Monday, August 25, 2008

Market timing or fully invested?

Research results and reality do not seem to mix well like water and oil. If you read a research like this, you will be compelled to stay fully invested. Will you go and spend your money today?
According to a report in the AAII Journal, one of the fundamental rules for effective retirement investing is to "Avoid the temptation to time investments based on what you - or the experts - "expect" the overall market to do."

From 1986 through 1995 an investment in the S&P 500 Index would have returned 14.8% annually if it remained fully invested for the whole period. However, if you missed only the best 10 days of that period, the return would have been reduced by a third to 10.2 percent. If you missed the best 20 days out of those approximate 2,500 trading days, your return was cut in half to 7.3%.


No, market timing is important but you will need to go against the crowd.




If you take a look at the first category - Large Cap Growth - you will notice that there were 9 quarters (# of Obs.) in the past 23+ years when inflows into this Large Cap category reached extreme proportions by historical standards and the corresponding valuation factor was above its average at the same time. The Large Cap Growth style under-performed the S&P 500 over the subsequent 2 year period in 7 out of these 9 episodes which resulted in the 78% success ratio (accuracy). Moreover, the average annualized under-performance relative to the S&P 500 was 2.1% for this style. Coincidentally, there were also 9 quarters of outflows coupled with a low fundamental factor, and those signals were correct in every one of these incidents generating an average out-performance of 4.2%. Finally, the spread between the high inflow/high valuation and outflow/low valuation strategies for the Large Cap Growth style produced an average annualized out-performance of 6.3% with an 89% signal accuracy.

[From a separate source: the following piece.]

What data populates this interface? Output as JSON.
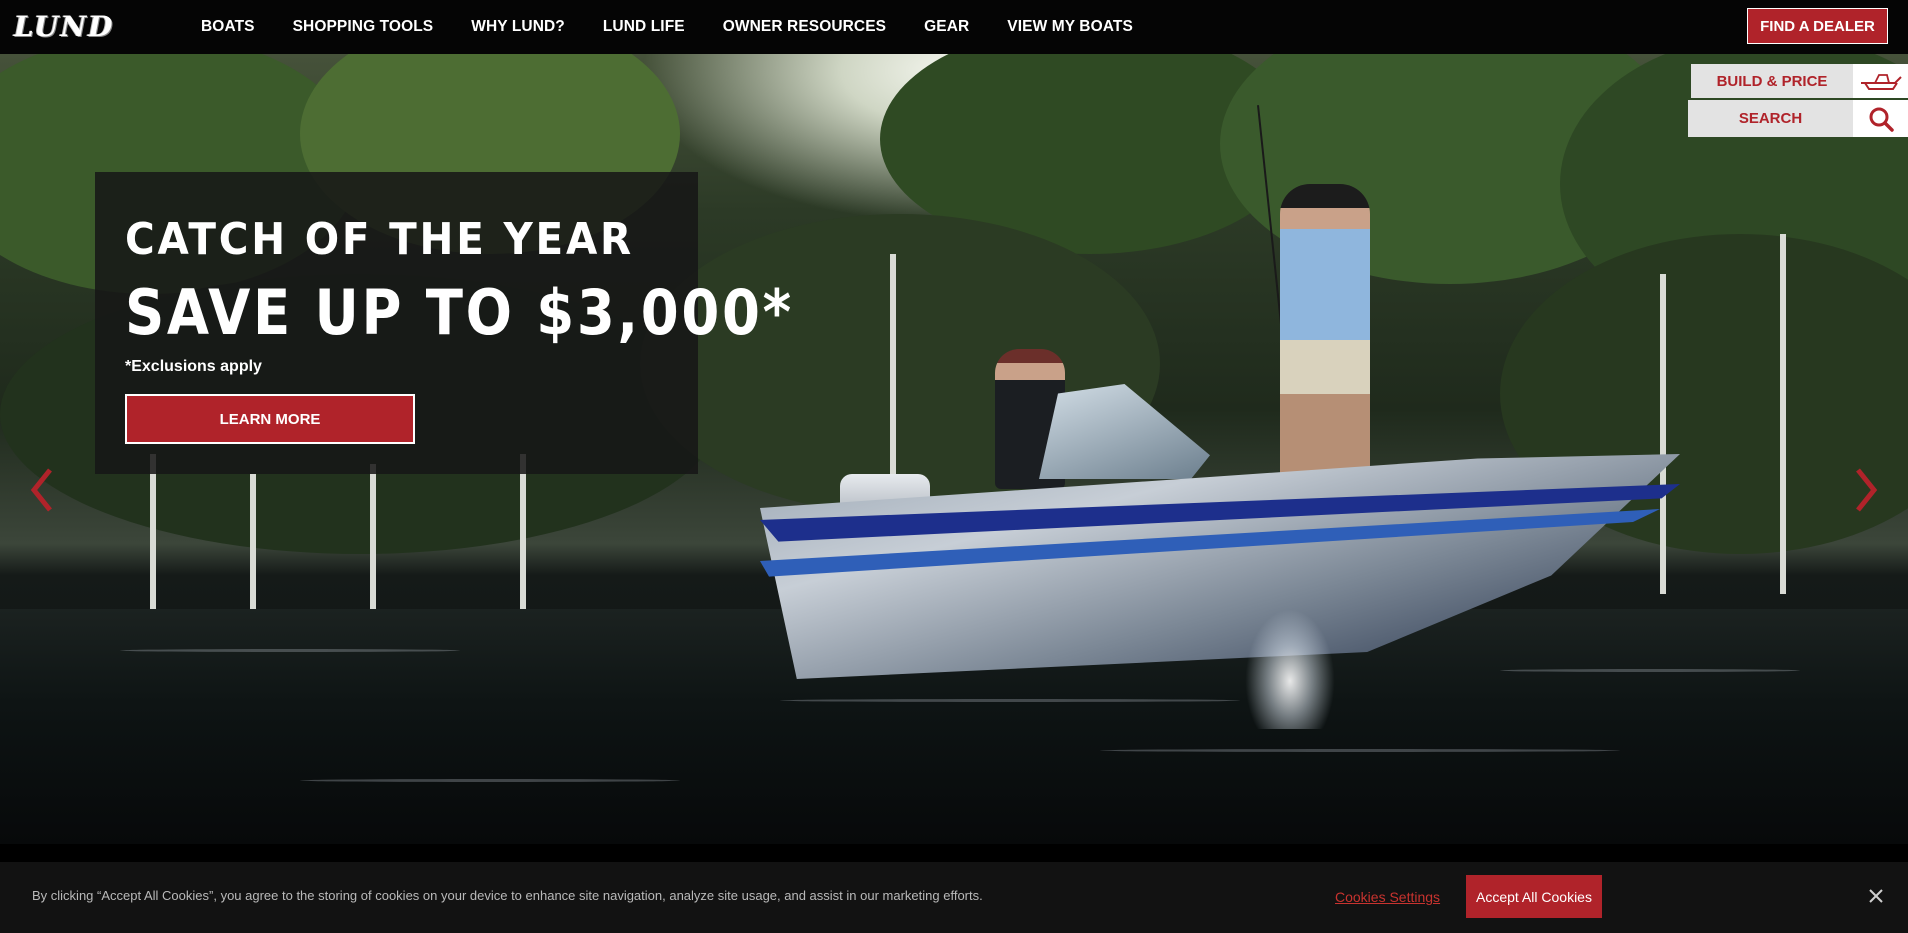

If you time the market by going against the crowd when everyone is cashing out at low valuation, you will outperform the market by 13% from the period of 1979-2002.

The tricky part is catching the bottom. Let's turn to KLCI.



In 1997/98 crisis for example, it takes 18 months to bottom out. While during dot-com bust, it takes 15 months to bottom out. For this round of bear market, it is very uncertain whether it will take 15-18 months to bottom out.

Only liar will tell you they can catch the bottom, for me, I think it will be a good entry point after 11-12 months market topped out in January 2008 and fully invested.

But if you encountered a situation of mild rally from 2002(G)-2006(H), does that means you don't invest at all?